On ne s'ennuie pas. Les paysages sont splendides. Les acteurs parfaits. Surtout le protagoniste. Cependant dans les dit-non-dit, le réalisateur se perds a vouloir faire trop. Malheureusement.
Jan-Ole Gerster parvient très bien à installer son intrigue mais surtout du mystère, quelques-fois même malsain, là où tout est censé être paradisiaque. Un prof de tennis prend sous son aile une petite famille anglaise pour leur faire découvrir l’île mais également donner des cours au fils. Et c'est lorsque le père va disparaitre à la suite d'une nuit arrosée que tout va déraper. Enfin, pour être honnête, ça dérape un peu avant mais pas complètement, on sent qu'il y a des tensions, que l'air ambiant est très lourd et que tous les personnages ne sont pas clairs mais on n'arrive pas encore tout à fait à mettre le doigt dessus. Ce qui amène ce fameux mystère que le réalisateur parvient très bien à mettre en place avec cette intrigue devenant de plus en plus pesante mais également grâce à sa mise en scène épurée tout en s'attardant sur des détails. Et avec une première partie aussi réussie - j'ai été happé dès le début du film, que ce soit de par l'histoire ou l'esthétique - on attend que le film monte crescendo, surtout avec cette disparition qui donne l'eau à la bouche. Et puis... rien ! Enfin, rien, j'exagère, l'intrigue continue d'explorer les non-dits que l'on comprend d'ailleurs assez vite mais j'ai eu l'impression que le film compliquait son intrigue pour rien, surtout pour avoir cette fin plus que décevante.

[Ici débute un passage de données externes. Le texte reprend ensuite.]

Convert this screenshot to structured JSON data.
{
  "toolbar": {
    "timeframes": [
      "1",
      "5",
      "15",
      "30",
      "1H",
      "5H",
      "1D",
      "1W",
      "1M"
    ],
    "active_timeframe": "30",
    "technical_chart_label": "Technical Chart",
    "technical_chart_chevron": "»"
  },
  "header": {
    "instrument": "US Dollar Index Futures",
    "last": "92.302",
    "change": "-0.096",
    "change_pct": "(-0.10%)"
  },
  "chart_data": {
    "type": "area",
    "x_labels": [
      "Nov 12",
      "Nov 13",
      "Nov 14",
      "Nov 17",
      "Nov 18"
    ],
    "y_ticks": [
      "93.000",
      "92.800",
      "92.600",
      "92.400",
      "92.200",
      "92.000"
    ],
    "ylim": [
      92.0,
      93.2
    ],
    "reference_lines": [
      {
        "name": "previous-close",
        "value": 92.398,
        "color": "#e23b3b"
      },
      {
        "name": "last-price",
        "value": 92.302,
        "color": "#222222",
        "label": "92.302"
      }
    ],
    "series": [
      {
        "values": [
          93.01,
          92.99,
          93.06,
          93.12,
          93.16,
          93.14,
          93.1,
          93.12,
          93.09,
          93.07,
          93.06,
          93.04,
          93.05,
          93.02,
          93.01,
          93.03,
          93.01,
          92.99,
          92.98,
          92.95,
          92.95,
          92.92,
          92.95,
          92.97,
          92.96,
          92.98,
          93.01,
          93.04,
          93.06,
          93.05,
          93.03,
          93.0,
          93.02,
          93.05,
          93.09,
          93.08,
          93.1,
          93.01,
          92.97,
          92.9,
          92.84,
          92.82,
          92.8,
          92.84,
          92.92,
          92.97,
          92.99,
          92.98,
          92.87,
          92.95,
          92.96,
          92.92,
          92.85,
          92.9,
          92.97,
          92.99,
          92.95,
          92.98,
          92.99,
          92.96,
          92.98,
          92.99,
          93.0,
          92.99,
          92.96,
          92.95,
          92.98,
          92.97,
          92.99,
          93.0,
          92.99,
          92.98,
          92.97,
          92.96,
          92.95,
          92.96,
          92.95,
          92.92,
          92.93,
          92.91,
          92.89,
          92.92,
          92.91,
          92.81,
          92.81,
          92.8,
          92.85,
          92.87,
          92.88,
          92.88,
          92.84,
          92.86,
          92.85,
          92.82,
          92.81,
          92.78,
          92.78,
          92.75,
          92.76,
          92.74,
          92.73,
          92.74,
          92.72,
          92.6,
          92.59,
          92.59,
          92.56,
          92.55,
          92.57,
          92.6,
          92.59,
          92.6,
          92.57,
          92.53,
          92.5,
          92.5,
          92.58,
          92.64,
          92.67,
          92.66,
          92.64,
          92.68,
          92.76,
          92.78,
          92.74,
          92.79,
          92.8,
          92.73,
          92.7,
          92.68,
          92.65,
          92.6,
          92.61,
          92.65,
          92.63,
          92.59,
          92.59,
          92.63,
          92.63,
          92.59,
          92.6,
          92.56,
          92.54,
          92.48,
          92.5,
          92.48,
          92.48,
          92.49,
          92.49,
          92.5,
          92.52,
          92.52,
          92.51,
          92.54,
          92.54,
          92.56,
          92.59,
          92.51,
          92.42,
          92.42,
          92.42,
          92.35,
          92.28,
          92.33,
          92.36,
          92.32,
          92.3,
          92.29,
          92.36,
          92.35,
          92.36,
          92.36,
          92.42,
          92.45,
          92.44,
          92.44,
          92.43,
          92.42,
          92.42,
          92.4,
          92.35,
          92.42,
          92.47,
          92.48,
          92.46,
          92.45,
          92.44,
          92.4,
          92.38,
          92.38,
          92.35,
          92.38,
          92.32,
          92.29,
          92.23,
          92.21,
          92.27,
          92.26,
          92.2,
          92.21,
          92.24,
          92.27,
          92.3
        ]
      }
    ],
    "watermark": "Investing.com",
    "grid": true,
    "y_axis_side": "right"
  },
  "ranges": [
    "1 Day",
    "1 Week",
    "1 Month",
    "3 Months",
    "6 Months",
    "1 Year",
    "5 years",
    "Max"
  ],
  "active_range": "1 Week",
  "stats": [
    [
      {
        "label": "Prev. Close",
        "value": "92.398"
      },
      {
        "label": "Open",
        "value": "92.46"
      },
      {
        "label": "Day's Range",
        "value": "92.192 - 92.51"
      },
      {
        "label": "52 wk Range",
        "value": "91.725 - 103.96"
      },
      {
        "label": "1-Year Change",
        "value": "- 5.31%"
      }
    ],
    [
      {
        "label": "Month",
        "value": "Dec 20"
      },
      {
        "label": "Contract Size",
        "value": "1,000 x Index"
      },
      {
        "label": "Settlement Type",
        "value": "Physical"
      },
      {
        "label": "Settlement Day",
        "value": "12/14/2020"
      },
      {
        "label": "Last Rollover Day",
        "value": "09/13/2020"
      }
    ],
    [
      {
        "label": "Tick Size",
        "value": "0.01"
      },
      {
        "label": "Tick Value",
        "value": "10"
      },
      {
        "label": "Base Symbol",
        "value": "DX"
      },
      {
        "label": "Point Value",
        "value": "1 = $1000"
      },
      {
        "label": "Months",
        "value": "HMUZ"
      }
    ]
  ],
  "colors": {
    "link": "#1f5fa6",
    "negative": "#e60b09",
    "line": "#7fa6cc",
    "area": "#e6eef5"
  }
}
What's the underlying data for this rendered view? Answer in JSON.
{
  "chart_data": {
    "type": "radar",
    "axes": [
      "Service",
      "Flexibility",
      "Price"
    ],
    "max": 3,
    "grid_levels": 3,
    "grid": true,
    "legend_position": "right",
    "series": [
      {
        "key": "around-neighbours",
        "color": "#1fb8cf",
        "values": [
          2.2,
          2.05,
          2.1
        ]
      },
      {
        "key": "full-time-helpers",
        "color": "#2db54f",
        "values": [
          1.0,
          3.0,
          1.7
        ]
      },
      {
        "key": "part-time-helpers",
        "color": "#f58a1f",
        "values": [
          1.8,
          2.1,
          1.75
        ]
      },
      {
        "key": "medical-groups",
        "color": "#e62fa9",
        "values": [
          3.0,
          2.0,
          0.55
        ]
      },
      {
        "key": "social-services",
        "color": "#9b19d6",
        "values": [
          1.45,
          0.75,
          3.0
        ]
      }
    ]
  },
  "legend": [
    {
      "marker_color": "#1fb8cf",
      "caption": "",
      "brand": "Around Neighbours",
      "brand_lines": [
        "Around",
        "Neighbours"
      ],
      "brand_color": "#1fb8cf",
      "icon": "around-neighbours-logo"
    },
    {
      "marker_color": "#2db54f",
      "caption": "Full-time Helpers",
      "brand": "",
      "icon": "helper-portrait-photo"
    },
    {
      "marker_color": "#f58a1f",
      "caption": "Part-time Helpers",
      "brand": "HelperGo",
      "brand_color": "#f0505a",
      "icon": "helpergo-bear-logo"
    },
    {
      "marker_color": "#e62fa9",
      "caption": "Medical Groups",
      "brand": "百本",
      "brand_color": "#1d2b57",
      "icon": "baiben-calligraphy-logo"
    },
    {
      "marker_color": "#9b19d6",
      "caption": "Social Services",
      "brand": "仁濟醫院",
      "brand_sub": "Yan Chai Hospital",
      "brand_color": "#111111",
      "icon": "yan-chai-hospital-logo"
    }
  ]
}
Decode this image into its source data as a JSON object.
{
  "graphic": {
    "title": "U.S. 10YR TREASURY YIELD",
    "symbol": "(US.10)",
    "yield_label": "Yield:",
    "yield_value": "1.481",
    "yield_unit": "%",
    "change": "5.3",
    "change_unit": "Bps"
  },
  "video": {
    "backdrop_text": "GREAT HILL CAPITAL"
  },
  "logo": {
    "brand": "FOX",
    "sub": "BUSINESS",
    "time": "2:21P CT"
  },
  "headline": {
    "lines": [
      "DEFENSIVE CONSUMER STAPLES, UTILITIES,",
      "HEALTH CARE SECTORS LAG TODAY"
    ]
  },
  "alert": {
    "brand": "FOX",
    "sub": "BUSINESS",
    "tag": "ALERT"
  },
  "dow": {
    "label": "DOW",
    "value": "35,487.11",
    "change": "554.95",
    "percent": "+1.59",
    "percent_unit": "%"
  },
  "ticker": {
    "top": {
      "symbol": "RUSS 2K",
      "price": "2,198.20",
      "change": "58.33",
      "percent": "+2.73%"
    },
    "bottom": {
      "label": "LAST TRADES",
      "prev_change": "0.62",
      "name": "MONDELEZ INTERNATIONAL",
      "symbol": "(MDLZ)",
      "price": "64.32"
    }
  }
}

Alors, je ne m'attendais pas non plus à un thriller à la Fincher, ça n'a jamais été le but du film mais ce dernier complexifie inutilement toute sa seconde partie, peine à entretenir un mystère qui devient inexistant ; le spectateur ne se contentant que de suivre les personnages dans leur aventure qui en devient de plus en plus ennuyeuse car le film retombe comme un soufflé. Même la tension que nous avions au début ne parvient pas à tenir tout le long du film, d'ailleurs finalement beaucoup trop long pour ce qu'il raconte. "Islands" avait donc beaucoup de potentiel mais le gâche avec une intrigue se ramollissant beaucoup trop dans sa seconde partie et des personnages que l'on explore pas assez sous couvert de non-dits.